OE_SERVICE_UNAVAILABLE

# Complete node logs on startup
2022-01-01T12:00:00.000000Z        100 [info ] ../src/host/main.cpp:519             | Initialising enclave: enclave_create_node
[init ../../../psw/ae/aesm_service/source/core/ipc/UnixCommunicationSocket.cpp:225] Failed to connect to socket /var/run/aesmd/aesm.socket
2022-01-01T12:00:00.000000Z [(H)ERROR] tid(0x7f277c35b740) | SGX AESM service unavailable (oe_result_t=OE_SERVICE_UNAVAILABLE) [/source/openenclave/host/sgx/sgxquote.c:_load_quote_ex_library_once:479]
2022-01-01T12:00:00.000000Z [(H)ERROR] tid(0x7f277c35b740) | Failed to load SGX quote-ex library
(oe_result_t=OE_SERVICE_UNAVAILABLE) [/source/openenclave/host/sgx/sgxquote.c:oe_sgx_qe_get_target_info:688]
2022-01-01T12:00:00.000000Z [(H)ERROR] tid(0x7f277c35b740) | :OE_SERVICE_UNAVAILABLE [/source/openenclave/host/sgx/quote.c:sgx_get_qetarget_info:37]

This may occur on SGX deployments where the SGX_AESM_ADDR environment variable is set.
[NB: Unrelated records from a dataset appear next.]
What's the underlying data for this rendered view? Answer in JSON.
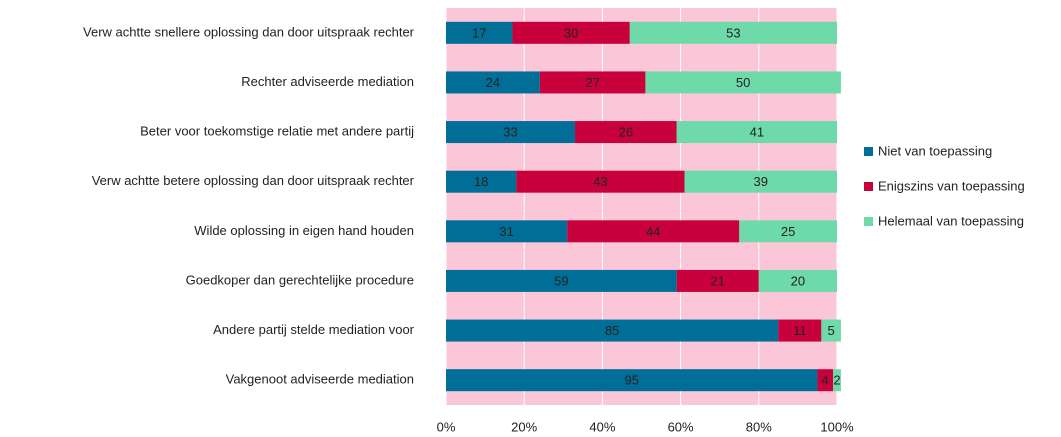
{
  "chart_data": {
    "type": "stacked-barh",
    "categories": [
      "Verw achtte snellere oplossing dan door uitspraak rechter",
      "Rechter adviseerde mediation",
      "Beter voor toekomstige relatie met andere partij",
      "Verw achtte betere oplossing dan door uitspraak rechter",
      "Wilde oplossing in eigen hand houden",
      "Goedkoper dan gerechtelijke procedure",
      "Andere partij stelde mediation voor",
      "Vakgenoot adviseerde mediation"
    ],
    "series": [
      {
        "name": "Niet van toepassing",
        "color": "#006e96",
        "values": [
          17,
          24,
          33,
          18,
          31,
          59,
          85,
          95
        ]
      },
      {
        "name": "Enigszins van toepassing",
        "color": "#c8003c",
        "values": [
          30,
          27,
          26,
          43,
          44,
          21,
          11,
          4
        ]
      },
      {
        "name": "Helemaal van toepassing",
        "color": "#6ed9a9",
        "values": [
          53,
          50,
          41,
          39,
          25,
          20,
          5,
          2
        ]
      }
    ],
    "xlim": [
      0,
      100
    ],
    "xticks": [
      {
        "value": 0,
        "label": "0%"
      },
      {
        "value": 20,
        "label": "20%"
      },
      {
        "value": 40,
        "label": "40%"
      },
      {
        "value": 60,
        "label": "60%"
      },
      {
        "value": 80,
        "label": "80%"
      },
      {
        "value": 100,
        "label": "100%"
      }
    ],
    "grid": true,
    "legend": "right"
  }
}
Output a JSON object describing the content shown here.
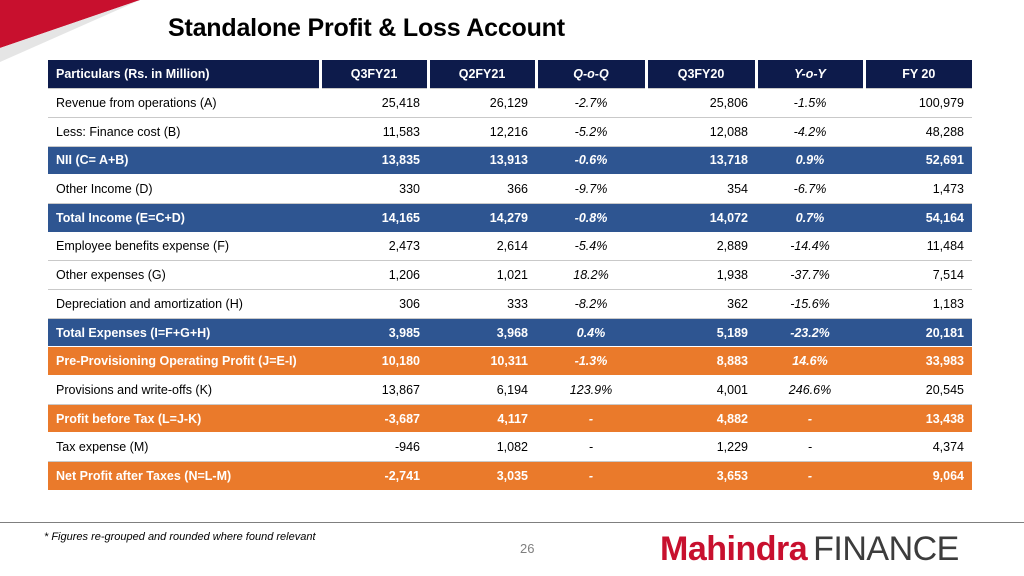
{
  "title": "Standalone Profit & Loss Account",
  "table": {
    "headers": [
      "Particulars (Rs. in Million)",
      "Q3FY21",
      "Q2FY21",
      "Q-o-Q",
      "Q3FY20",
      "Y-o-Y",
      "FY 20"
    ],
    "rows": [
      {
        "style": "plain",
        "cells": [
          "Revenue from operations (A)",
          "25,418",
          "26,129",
          "-2.7%",
          "25,806",
          "-1.5%",
          "100,979"
        ]
      },
      {
        "style": "plain",
        "cells": [
          "Less: Finance cost (B)",
          "11,583",
          "12,216",
          "-5.2%",
          "12,088",
          "-4.2%",
          "48,288"
        ]
      },
      {
        "style": "blue",
        "cells": [
          "NII (C= A+B)",
          "13,835",
          "13,913",
          "-0.6%",
          "13,718",
          "0.9%",
          "52,691"
        ]
      },
      {
        "style": "plain",
        "cells": [
          "Other Income (D)",
          "330",
          "366",
          "-9.7%",
          "354",
          "-6.7%",
          "1,473"
        ]
      },
      {
        "style": "blue",
        "cells": [
          "Total Income (E=C+D)",
          "14,165",
          "14,279",
          "-0.8%",
          "14,072",
          "0.7%",
          "54,164"
        ]
      },
      {
        "style": "plain",
        "cells": [
          "Employee benefits expense (F)",
          "2,473",
          "2,614",
          "-5.4%",
          "2,889",
          "-14.4%",
          "11,484"
        ]
      },
      {
        "style": "plain",
        "cells": [
          "Other expenses (G)",
          "1,206",
          "1,021",
          "18.2%",
          "1,938",
          "-37.7%",
          "7,514"
        ]
      },
      {
        "style": "plain",
        "cells": [
          "Depreciation and amortization (H)",
          "306",
          "333",
          "-8.2%",
          "362",
          "-15.6%",
          "1,183"
        ]
      },
      {
        "style": "blue",
        "cells": [
          "Total Expenses (I=F+G+H)",
          "3,985",
          "3,968",
          "0.4%",
          "5,189",
          "-23.2%",
          "20,181"
        ]
      },
      {
        "style": "orange",
        "cells": [
          "Pre-Provisioning Operating Profit (J=E-I)",
          "10,180",
          "10,311",
          "-1.3%",
          "8,883",
          "14.6%",
          "33,983"
        ]
      },
      {
        "style": "plain",
        "cells": [
          "Provisions and write-offs (K)",
          "13,867",
          "6,194",
          "123.9%",
          "4,001",
          "246.6%",
          "20,545"
        ]
      },
      {
        "style": "orange",
        "cells": [
          "Profit before Tax (L=J-K)",
          "-3,687",
          "4,117",
          "-",
          "4,882",
          "-",
          "13,438"
        ]
      },
      {
        "style": "plain",
        "cells": [
          "Tax expense (M)",
          "-946",
          "1,082",
          "-",
          "1,229",
          "-",
          "4,374"
        ]
      },
      {
        "style": "orange",
        "cells": [
          "Net Profit after Taxes (N=L-M)",
          "-2,741",
          "3,035",
          "-",
          "3,653",
          "-",
          "9,064"
        ]
      }
    ]
  },
  "footnote": "* Figures re-grouped and rounded where found relevant",
  "page_number": "26",
  "logo": {
    "brand": "Mahindra",
    "suffix": "FINANCE"
  },
  "colors": {
    "header": "#0d1b4b",
    "blue_row": "#2e5591",
    "orange_row": "#ea7a2b",
    "brand_red": "#c8102e"
  }
}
By default, this variable is automatically set when installing CCF dependencies (specifically, Open Enclave) and indicates that out-of-process attestation quote generation should be used (using the AESM service).

While CCF supports out-of-process attestation, the AESM service is not installed as part of the CCF dependencies. For local deployments, it is expected that operators use in-process quote generation.

Resolution: Unset the SGX_AESM_ADDR environment variable: $ unset SGX_AESM_ADDR.

Info Messages

Ignoring signal: 13

Signal 13 (SIGPIPE) is emitted on writes to closed fds. It is superfluous in programs that handle write errors, such as CCF, and is therefore ignored. This message does not indicate a malfunction.

Most CCF releases set the SIG_IGN handler, but a bug introduced in Open Enclave 0.18.0 caused the process to crash rather than ignore the signal. CCF installed an alternative handler as a workaround in 2.0.2 , which produces this log line.

The issue was fixed upstream in Open Enclave 0.18.1 (see #4542). This log line is now redundant and will be removed from later releases.